2008-01-02

New Years

The transition from 2007-2008 is one that will go down in infamy. I'm moderately surprised by this; New Years is traditionally one of the most lackluster holidays. Even holidays that offer zero vacation time (like Halloween) easily trump New Years. In general, I wonder if instead of comparing New Years to Christmas or Thanksgiving, we should compare it to something like Arbor Day to keep our expectations more realistic. At least then you'd be able to say, "Yeah, that was a great New Years -- almost as good as the Flag Day of '99."

But, let's face it, the best New Years you ever celebrated wasn't that much better than the worst New Years you've celebrated. When you're young, you were so excited to stay up late and eat junk food that you tired yourself out well before the ball dropped. And when you get old, you're so tired that you celebrate New Years in EST even though you live in MST. And of course, let us not forget that News Years is second only to birthdays in marking the relentless march of time, just without the presents.
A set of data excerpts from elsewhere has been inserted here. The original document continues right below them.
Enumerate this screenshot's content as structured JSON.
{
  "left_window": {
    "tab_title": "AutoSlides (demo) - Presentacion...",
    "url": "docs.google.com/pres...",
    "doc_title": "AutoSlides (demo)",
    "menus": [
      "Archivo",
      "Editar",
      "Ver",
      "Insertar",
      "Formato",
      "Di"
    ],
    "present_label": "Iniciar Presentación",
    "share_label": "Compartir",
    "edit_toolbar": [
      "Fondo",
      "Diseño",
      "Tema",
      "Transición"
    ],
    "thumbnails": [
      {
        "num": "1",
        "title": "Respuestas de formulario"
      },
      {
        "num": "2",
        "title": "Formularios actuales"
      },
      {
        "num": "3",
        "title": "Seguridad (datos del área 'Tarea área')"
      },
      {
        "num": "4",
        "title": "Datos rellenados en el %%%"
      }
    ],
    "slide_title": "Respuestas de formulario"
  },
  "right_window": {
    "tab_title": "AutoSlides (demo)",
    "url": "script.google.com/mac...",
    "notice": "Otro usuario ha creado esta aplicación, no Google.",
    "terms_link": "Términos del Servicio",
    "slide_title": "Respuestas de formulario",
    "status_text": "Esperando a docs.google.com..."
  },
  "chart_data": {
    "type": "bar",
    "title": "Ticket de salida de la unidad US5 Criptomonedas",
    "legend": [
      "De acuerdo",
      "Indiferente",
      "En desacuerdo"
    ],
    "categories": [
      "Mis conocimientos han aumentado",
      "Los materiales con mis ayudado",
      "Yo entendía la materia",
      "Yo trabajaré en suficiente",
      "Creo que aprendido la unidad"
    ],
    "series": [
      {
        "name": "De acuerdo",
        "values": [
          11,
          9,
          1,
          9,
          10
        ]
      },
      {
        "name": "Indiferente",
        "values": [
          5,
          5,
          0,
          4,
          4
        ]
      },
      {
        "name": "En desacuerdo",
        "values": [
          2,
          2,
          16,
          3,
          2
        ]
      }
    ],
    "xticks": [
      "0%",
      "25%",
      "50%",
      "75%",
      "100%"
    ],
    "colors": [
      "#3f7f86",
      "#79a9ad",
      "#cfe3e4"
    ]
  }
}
So, how do you celebrate a day such as this? Do you go to a dance? Ick. To a party? How passé. If you do go to these places, you'll inevitable find that one third of the people there are hooked up and anticipating that triumphant New Years kiss; the other third are looking for someone (anyone) for that New Years kiss; and the other third don't know why they are there (in the case of a Mormon party), or just realized that they were only invited to be designated drivers.
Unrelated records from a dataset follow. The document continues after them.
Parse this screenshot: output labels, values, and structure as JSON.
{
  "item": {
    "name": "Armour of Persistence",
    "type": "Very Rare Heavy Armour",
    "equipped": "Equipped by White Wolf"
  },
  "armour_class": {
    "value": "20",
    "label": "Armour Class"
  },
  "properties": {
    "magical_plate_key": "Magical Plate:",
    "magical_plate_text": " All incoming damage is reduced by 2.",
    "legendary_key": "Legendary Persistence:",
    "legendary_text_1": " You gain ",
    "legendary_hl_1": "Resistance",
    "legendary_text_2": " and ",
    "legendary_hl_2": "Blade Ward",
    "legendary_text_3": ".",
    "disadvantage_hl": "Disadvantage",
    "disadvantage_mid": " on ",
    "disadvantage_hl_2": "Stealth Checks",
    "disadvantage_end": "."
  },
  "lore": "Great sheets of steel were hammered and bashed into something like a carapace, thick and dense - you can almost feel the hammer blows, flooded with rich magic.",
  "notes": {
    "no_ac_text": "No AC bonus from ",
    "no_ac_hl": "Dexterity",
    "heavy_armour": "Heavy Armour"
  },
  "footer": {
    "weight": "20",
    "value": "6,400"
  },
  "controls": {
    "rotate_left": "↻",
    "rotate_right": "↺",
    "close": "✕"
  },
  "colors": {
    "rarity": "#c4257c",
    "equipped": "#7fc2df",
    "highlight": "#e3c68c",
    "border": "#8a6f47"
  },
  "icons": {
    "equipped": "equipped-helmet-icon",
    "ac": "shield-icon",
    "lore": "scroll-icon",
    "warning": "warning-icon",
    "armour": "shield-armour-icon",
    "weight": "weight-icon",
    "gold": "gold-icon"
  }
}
That's why I celebrate with the family every year. They've never let me down. Dad slices up the Pepperidge farm beef stick from his stocking, mom makes a veggie tray with enough olives to cover our fingertips, and the sparkling cider flows freely, while we bicker our way through the dice game, Settler's of Catan, Uno, and Scrabble.

This year, however, was a little different. I arrived home the day before New Year's Eve to find the family in various stages of illness. A virulent stomach flu was ravaging the clan. Yet, we soldiered on with our dry toast, green jello, and gallons of sprite, and ended up having a good time in spite of ourselves.

And all was well until the evening of the first day of 2008, when I, the healthy one, was attacked by 2007 while driving home from the holiday. It was terrorism in it's worse form: sudden, unexpected, and demoralizing. It was then, at 85 MPH, on that frigid and clear winter night, somewhere near the Idaho/Utah border, that my sister ralphed ALL OVER the passenger side of my car.

Happy New Year! (to be continued...)

1 comment:

  1. Again John... we are as one. I had the same crime commited to me coming home from a Christmas party. I, being one of those designated drivers, drove home a sleeping drunk girl who spewed alcohol ridden chunks of gunk all over my back seat. Give Stacy my best and I hope you weren't her designated driver.